Marvel has created a cinematic universe that rakes in billions of dollars with each passing year, primarily using B-list heroes that logically shouldn’t be able to sustain their own films. Somehow, however, the folks at Disney have managed to churn out not only passable, but downright enjoyable film adaptations of comic book characters as silly as Thor, Ant-Man, and the Guardians of the Galaxy. But even Marvel Studios can only manage so much with their extensive back-catalog of comic book characters, many of whom are simply too silly, weak, or just plain boring to support their own films. Yes, even sillier than Ant-Man. These are the Marvel characters who shouldn’t, and probably won’t, ever headline their own feature film.
Marvel has already essentially acknowledged Hawkeye’s flimsiness as a character by including him in their Avengers films without daring to give Jeremy Renner’s interpretation of the character his own film, or even much to do. The reason? Because Hawkeye is silly in this context.
He’s an amazing archer, but how much good can an archer do when facing an army of intergalactic invaders alongside a flying suit of super-armor and a green giant that’s literally the most powerful thing in the world? Hawkeye doesn’t even boast the espionage angle of his partner Black Widow — he has nothing but his bow and arrow, plus a boring subplot in Age of Ultron about his marriage to Linda Cardellini. We don’t really need to see anymore of him.

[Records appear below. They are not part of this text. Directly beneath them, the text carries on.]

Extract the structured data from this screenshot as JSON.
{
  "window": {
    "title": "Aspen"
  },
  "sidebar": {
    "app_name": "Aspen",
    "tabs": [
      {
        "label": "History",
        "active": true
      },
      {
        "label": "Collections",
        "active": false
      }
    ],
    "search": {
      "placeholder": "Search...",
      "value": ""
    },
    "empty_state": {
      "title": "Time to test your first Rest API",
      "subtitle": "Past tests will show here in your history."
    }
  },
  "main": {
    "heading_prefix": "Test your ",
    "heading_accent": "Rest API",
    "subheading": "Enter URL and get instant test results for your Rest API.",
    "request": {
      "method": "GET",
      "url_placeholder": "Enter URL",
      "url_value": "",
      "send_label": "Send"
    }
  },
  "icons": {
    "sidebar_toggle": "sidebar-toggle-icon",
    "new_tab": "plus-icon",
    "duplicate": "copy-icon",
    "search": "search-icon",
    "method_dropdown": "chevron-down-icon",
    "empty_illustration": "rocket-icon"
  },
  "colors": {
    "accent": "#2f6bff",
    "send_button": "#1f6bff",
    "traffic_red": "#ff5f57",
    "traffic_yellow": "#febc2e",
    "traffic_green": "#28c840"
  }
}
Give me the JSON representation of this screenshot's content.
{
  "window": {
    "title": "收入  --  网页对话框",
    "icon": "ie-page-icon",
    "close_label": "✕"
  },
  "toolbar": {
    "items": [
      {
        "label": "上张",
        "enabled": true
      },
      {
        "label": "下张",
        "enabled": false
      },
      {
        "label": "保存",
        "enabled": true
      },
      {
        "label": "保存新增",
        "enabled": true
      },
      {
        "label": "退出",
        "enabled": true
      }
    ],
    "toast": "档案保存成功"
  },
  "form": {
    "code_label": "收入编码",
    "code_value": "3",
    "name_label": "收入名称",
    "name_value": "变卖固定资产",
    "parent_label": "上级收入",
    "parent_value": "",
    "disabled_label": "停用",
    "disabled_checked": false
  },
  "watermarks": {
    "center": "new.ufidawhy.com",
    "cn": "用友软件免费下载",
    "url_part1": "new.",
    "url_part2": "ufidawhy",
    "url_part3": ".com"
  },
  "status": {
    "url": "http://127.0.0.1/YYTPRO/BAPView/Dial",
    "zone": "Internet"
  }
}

A hero even more ridiculous than his name might lead you to believe, Frog-Man is a Brooklyn teenager who possess no superpowers, but likes to dress up in a resilient frog suit and boots that contain electric coils enabling him to leap great distances. You know, like a frog! Eugene Patilio is the son of a short-lived Daredevil villain with crime-fighting aspirations, but even the comic books couldn’t take the character too seriously and he quickly devolved into something of a joke. His villains included the Alice in Wonderland-inspired villainess White Rabbit and Walrus, who’s a man with the powers of a walrus. Frog-Man usually defeated his villains out of dumb luck, bouncing around uncontrollably in his ultra-bouncy suit until he accidentally achieved victory. It’s hard to see how such a so-called hero could star in any kind of compelling film.
No, Snowbird isn’t an old Minnesotan vacationing in Florida for the winter, but instead a poorly-named female member of the X-Men whose very existence can be seen as a product of Marvel’s inexplicable pandering to Canadian audiences. The product of a man and an Inuit goddess, Snowbird’s severely limited powers allow her to take the form of any animal… as long as it’s native to the Canadian Arctic. It’d be hard enough to depict a shapeshifting heroine in a live-action film, and the bizarre limitations of Snowbird’s powers would only make her that much more laughable. No, this bizarre chapter of Marvel history is best confined to comic books alone.
Even comic books fall victim to distressing cultural trends, as evidenced by the very existence of X-Treme, a hand-drawn incarnation of every “extreme” ’90s marketing cliche rolled into one. Adam X has a backwards baseball cap, braided blonde grunge hair, a biker suit, an edgy mean look in his eyes, and the ridiculous power to set fire to people’s blood. Plus, his own blood is acid. Thankfully nothing much has come of the character since his introduction in 1993’s X-Force Annual #2. If you’re interested in seeing a movie about him, you’re probably a middle-schooler from 1993 who stumbled into a time warp. Good luck getting back to your own time period.
5. The Great Lakes Avengers
The Avengers are Earth’s mightiest heroes. The Great Lake Avengers are… the North Midwest’s most passable heroes, a group of mediocre heroes who teamed up primarily because none of their powers are impressive enough to function on their own. Mr. Immortal of Milwaukee, who can’t be killed, placed a classified ad looking for heroes with powers to compliment his own. The team that reluctantly assembled includes, Flatman (who can make himself look two-dimensional), Big Bertha (who can become morbidly obese whenever the need arises), Dinah Soar (a woman with a dangerously annoying high-pitched voice), Doorman (who can turn his body into a portal to the next room, and nowhere else), and Leather Boy (a fetishist who answered the personal ad by mistake). None of their powers could be depicted onscreen without looking completely ridiculous, because they are completely ridiculous.
6. Squirrel Girl
Plenty of superheroes have been inspired by animals, but few are as cute and cuddly as the titular rodent that inspired Steve Ditko’s Squirrel Girl, who briefly served as a member of the Great Lake Avengers (of course) and tried to convince Iron Man to adopt her as a sidekick. She was created as an attempt to counteract the darker superhero origin stories, and her lighthearted powers include a furry tail, strong buck teeth, long nails good for climbing, superhuman strength and agility, and of course, the ability to communicate with squirrels, who are surprisingly willing and effective in a fight. The chipper hero has taken down a lot of high-profile villains, usually because they don’t consider her enough of a threat to worry about her. You know what, Squirrel Girl might actually make a decent film, so long as it banks on her status as a silly, lovable underdog. Or maybe I’m just a little more forgiving after Frog-Man.